Nach der völkerrechtswidrigen Annexion der Krim haben viele Experten vorausgesagt, dass Kasachstan die nächste Region sein würde, die Russland militärisch an sich bindet. Die Russen sind die größte ethnische Gruppe in Kasachstan und machen etwa 20 % der Gesamtbevölkerung aus.

Die Beziehungen Russlands zu den zentralasiatischen Staaten an seinen südlichen Grenzen waren vom Gedanken des Kolonialismus beherrscht. Jahrhundertelang galt die Region als Land der unbegrenzten Möglichkeiten, als eine Art „Wilder Osten“, der gezähmt und zivilisiert werden sollte. Viele Russen kennen die Region aus dem äußerst populären Film Weiße Sonne der Wüste von 1969, in dem Truppen der Roten Armee im Bürgerkrieg in Cowboy- und Indianer-Manier gegen einheimische Banditen in den Sanddünen der Kara-Kum kämpfen.

Russen haben sich seit Jahrhunderten in den verschiedenen benachbarten Regionen niedergelassen, und während der Sowjetära zog es Millionen von ihnen in die neuen Republiken, um in den Fabriken zu arbeiten und die Landwirtschaft zu entwickeln.

Die meisten sahen sich als Bürger einer größeren, sowjetischen Heimat und nicht als die künstlich geschaffenen Staaten, die aus dem komplexen ethnischen Flickenteppich der Region entstanden waren.
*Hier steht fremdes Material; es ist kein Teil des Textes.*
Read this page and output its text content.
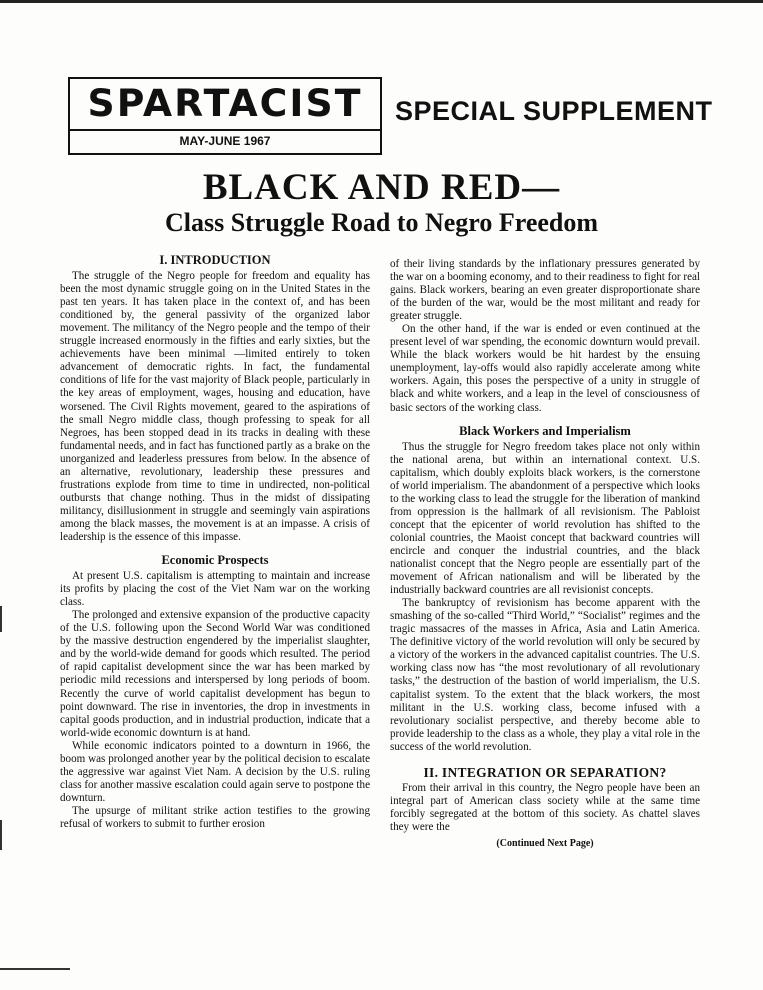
SPARTACIST
MAY-JUNE 1967
SPECIAL SUPPLEMENT
BLACK AND RED—
Class Struggle Road to Negro Freedom
I. INTRODUCTION

The struggle of the Negro people for freedom and equality has been the most dynamic struggle going on in the United States in the past ten years. It has taken place in the context of, and has been conditioned by, the general passivity of the organized labor movement. The militancy of the Negro people and the tempo of their struggle increased enormously in the fifties and early sixties, but the achievements have been minimal —limited entirely to token advancement of democratic rights. In fact, the fundamental conditions of life for the vast majority of Black people, particularly in the key areas of employment, wages, housing and education, have worsened. The Civil Rights movement, geared to the aspirations of the small Negro middle class, though professing to speak for all Negroes, has been stopped dead in its tracks in dealing with these fundamental needs, and in fact has functioned partly as a brake on the unorganized and leaderless pressures from below. In the absence of an alternative, revolutionary, leadership these pressures and frustrations explode from time to time in undirected, non-political outbursts that change nothing. Thus in the midst of dissipating militancy, disillusionment in struggle and seemingly vain aspirations among the black masses, the movement is at an impasse. A crisis of leadership is the essence of this impasse.

Economic Prospects

At present U.S. capitalism is attempting to maintain and increase its profits by placing the cost of the Viet Nam war on the working class.

The prolonged and extensive expansion of the productive capacity of the U.S. following upon the Second World War was conditioned by the massive destruction engendered by the imperialist slaughter, and by the world-wide demand for goods which resulted. The period of rapid capitalist development since the war has been marked by periodic mild recessions and interspersed by long periods of boom. Recently the curve of world capitalist development has begun to point downward. The rise in inventories, the drop in investments in capital goods production, and in industrial production, indicate that a world-wide economic downturn is at hand.

While economic indicators pointed to a downturn in 1966, the boom was prolonged another year by the political decision to escalate the aggressive war against Viet Nam. A decision by the U.S. ruling class for another massive escalation could again serve to postpone the downturn.

The upsurge of militant strike action testifies to the growing refusal of workers to submit to further erosion

of their living standards by the inflationary pressures generated by the war on a booming economy, and to their readiness to fight for real gains. Black workers, bearing an even greater disproportionate share of the burden of the war, would be the most militant and ready for greater struggle.

On the other hand, if the war is ended or even continued at the present level of war spending, the economic downturn would prevail. While the black workers would be hit hardest by the ensuing unemployment, lay-offs would also rapidly accelerate among white workers. Again, this poses the perspective of a unity in struggle of black and white workers, and a leap in the level of consciousness of basic sectors of the working class.

Black Workers and Imperialism

Thus the struggle for Negro freedom takes place not only within the national arena, but within an international context. U.S. capitalism, which doubly exploits black workers, is the cornerstone of world imperialism. The abandonment of a perspective which looks to the working class to lead the struggle for the liberation of mankind from oppression is the hallmark of all revisionism. The Pabloist concept that the epicenter of world revolution has shifted to the colonial countries, the Maoist concept that backward countries will encircle and conquer the industrial countries, and the black nationalist concept that the Negro people are essentially part of the movement of African nationalism and will be liberated by the industrially backward countries are all revisionist concepts.

The bankruptcy of revisionism has become apparent with the smashing of the so-called “Third World,” “Socialist” regimes and the tragic massacres of the masses in Africa, Asia and Latin America. The definitive victory of the world revolution will only be secured by a victory of the workers in the advanced capitalist countries. The U.S. working class now has “the most revolutionary of all revolutionary tasks,” the destruction of the bastion of world imperialism, the U.S. capitalist system. To the extent that the black workers, the most militant in the U.S. working class, become infused with a revolutionary socialist perspective, and thereby become able to provide leadership to the class as a whole, they play a vital role in the success of the world revolution.

II. INTEGRATION OR SEPARATION?

From their arrival in this country, the Negro people have been an integral part of American class society while at the same time forcibly segregated at the bottom of this society. As chattel slaves they were the

(Continued Next Page)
Für einige Sowjetrussen war die Auswanderung kaum mehr als ein Wohnungswechsel. Doch seit der Unabhängigkeit im Jahr 1991 hat sich dies geändert. Ethnische Russen fanden sich als Minderheit in Ländern wieder, die ihnen kulturell, religiös und gesellschaftlich fremd waren. Nach der Auflösung der Sowjetunion (UdSSR) im Dezember 1991 lebten etwa 25 Millionen ethnische Russen in den postsowjetischen Staaten außerhalb Russlands.

Nach den aktuellen Zensusangaben lebt die größten ethnischen russischen Diaspora-Populationen außerhalb Russlands in der Ukraine (ca. 8 Millionen), Kasachstan (ca. 3,8 Millionen), Weißrussland (ca. 780.000), Usbekistan (ca. 650.000) Kirgisistan (ca. 360.000) und Lettland (ca. 556.422).

Der Rückgang der Zahl der ethnischen Russen hält in den Nachbarländern weiter an. Diese Abwanderung erreichte in den 1990er Jahren ihren Höhepunkt, als die krisengebeutelten Regionen vom Zusammenbruch der sowjetische Planwirtschaft besonders hart getroffen wurden.